IMqttDeliveryToken token = publish(String topic, MqttMessage message);

The tracking is achieved by registering a callback on the client.

client.setCallback(MqttCallback callback);

The callback interface looks like this :-

interface MqttCallback {
     void deliveryComplete(IMqttDeliveryToken token);

When a message has been delivered successfully, the token is used to signal this through the MqttCallback interface. This is pretty simple and not unlike many other async APIs.

Let’s imagine that messages usually get through after 10 seconds but if we don’t get an acknowledgement we should send the message again. How do we write this?

Normally this would involve keeping track of each message in a data table, along with the time it was sent. Periodically we would check the table for any entries that were sent more than 10 seconds ago but where no acknowledgement had been received. This could get tricky, and we’d have to take care not to cause any race conditions between the threads publishing the messages and the thread doing the checks. If we ran the checks too infrequently, we may delay the resend of an important message. If we ran too often, we risk contention and impacting the overall performance of the system.

However, with Clojure’s core.async library, life has got a whole lot easier.

To show this, let’s switch to writing in Clojure. We publish messages via the Java API in the usual way

(.publish client "sneezing" (.getBytes "achoo! [80 m/s]"))

This returns our delivery token.

For each token we can create a new core.async channel (channels, unlike threads, are super light-weight). We’ll need to store each token with an associated channel. Let’s use an atom for this.

(def tok->chan (atom {}))

Here’s how we associate the token with a channel in the map.

(let [tok (mqtt-publish client "sneezing" "achoo! [80 m/s]")
      c (chan)]
        (swap! tok->chan assoc tok c))

Now, the point of creating a channel is so our callback interface can handle the delivery acknowledgements by simply placing something on the channel.

(reify MqttCallback
      (deliveryComplete [_ tok]
        (when-let 1
          (go (>! c :arrived))
          (swap! tok->chan dissoc tok))))

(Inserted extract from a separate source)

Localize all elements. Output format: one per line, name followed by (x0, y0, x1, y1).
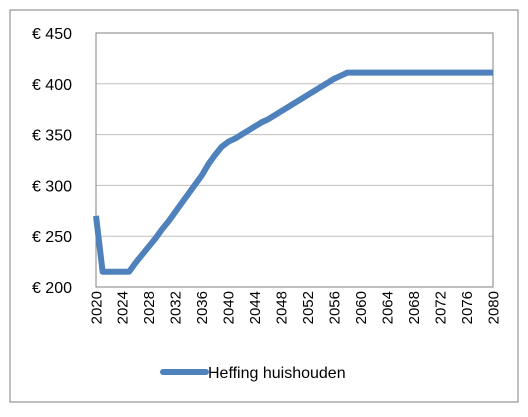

When an acknowledgement is received, the token is used as a key to look up the channel. The keyword :arrived is then ‘put’ on the channel, and the channel is removed from the map, as it is no longer needed. Note the put operator is >! (which must occur within a go block, don’t worry about that yet).

Now, here’s the neat trick. We can code the message retry logic in the same block of code that publishes the original message.

Let’s wrap the original message publishing code in loop, so each message is retried after 10 seconds.

  (loop []
      (let [tok (mqtt-publish client
                    "sneezing" "achoo! [80 m/s]")
              c (chan)]
          (swap! tok->chan assoc tok c)
          (when-not (alts! c (timeout 10000))

The last expression uses alts! to select over 2 channels. The first channel, c is the one we’re hoping to take the :arrived keyword from. Competing in this race is a second channel, created by the timeout function, which will close (returning nil) in 10 seconds. The winner of this race tells us whether the message arrived ok (if we ‘take’ :arrived from c) or nil (if the 10 second countdown expires). If we get a nil, then we go to the top of the loop and try again. Simple. Magic. Amazing.